Suggesting that there is a growing shortage of chips would no doubt generate a stampede to the local supermarkets. This sudden rise in demand would double up the pressure on farmers to increase supply and within a short time the price of potatoes would soar as supermarket shelves emptied.
Consumers seem to lose all sense of proportion when items they consider are necessities are in short supply. Even if prices rise exponentially, forages to seek out and purchase chip potatoes would likely rank with the pursuit of gold in the Klondike.

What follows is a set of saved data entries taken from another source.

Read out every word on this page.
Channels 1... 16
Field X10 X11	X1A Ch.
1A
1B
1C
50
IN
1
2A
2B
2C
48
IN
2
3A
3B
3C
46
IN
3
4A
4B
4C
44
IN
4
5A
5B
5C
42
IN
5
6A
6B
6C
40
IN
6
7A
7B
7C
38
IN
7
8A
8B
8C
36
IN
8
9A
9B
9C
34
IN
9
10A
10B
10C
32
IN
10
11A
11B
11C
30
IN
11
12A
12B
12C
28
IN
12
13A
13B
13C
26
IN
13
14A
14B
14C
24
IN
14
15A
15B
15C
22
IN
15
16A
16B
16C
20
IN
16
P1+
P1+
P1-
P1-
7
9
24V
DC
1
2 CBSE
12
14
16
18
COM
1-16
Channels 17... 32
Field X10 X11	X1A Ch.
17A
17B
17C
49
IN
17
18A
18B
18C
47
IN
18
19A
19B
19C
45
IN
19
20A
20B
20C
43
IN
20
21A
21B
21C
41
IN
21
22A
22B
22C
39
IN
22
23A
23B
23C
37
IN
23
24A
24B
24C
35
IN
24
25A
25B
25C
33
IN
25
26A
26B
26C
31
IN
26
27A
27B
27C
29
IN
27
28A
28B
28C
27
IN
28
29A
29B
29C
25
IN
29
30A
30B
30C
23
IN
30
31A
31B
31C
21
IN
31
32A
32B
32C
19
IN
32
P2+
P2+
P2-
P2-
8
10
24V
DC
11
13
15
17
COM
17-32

It all comes down to elasticity. If there are substitutes for consumer items, shortage of supply will simply encourage buyers to seek out the substitutes. Problems arise when there are no substitutes. Frying chopped carrots or parsnips just doesn’t hit the spot.
This example serves to illustrate the significance of the present shortage in supply of another, non-organic variety of chip, the computer chip.
Toyota announced a 40% cut in production of new cars in September and more recently Apple iPhone announced that production of the new iPhone 13 would be affected, in both cases, by the continuing supply issues for computer chips.
The pandemic bought huge swathes of the global economy to a grinding halt, and lockdown restrictions extended this process for well over a year.
Backlogs of items waiting to be shipped languished in Asian ports. When the brakes started to come off, it was if the global economy had to start over. Goods released had to begin their journey to Europe, the trips leaving manufacturers with dwindling stocks until much needed containers were delivered.
It will take time for the global network that manufactures and supplies computer chips to meet outstanding orders and restore some semblance of normality. Until then, we should expect shortages in the supply of consumer items that rely on computer chips.
If you have electronics on your Christmas list you might be advised to buy now, if you can find a supplier in stock.
Computer chips are not down, but it will be some time before supply catches up with demand. Time to ease frustrated expectations, anyone for chips?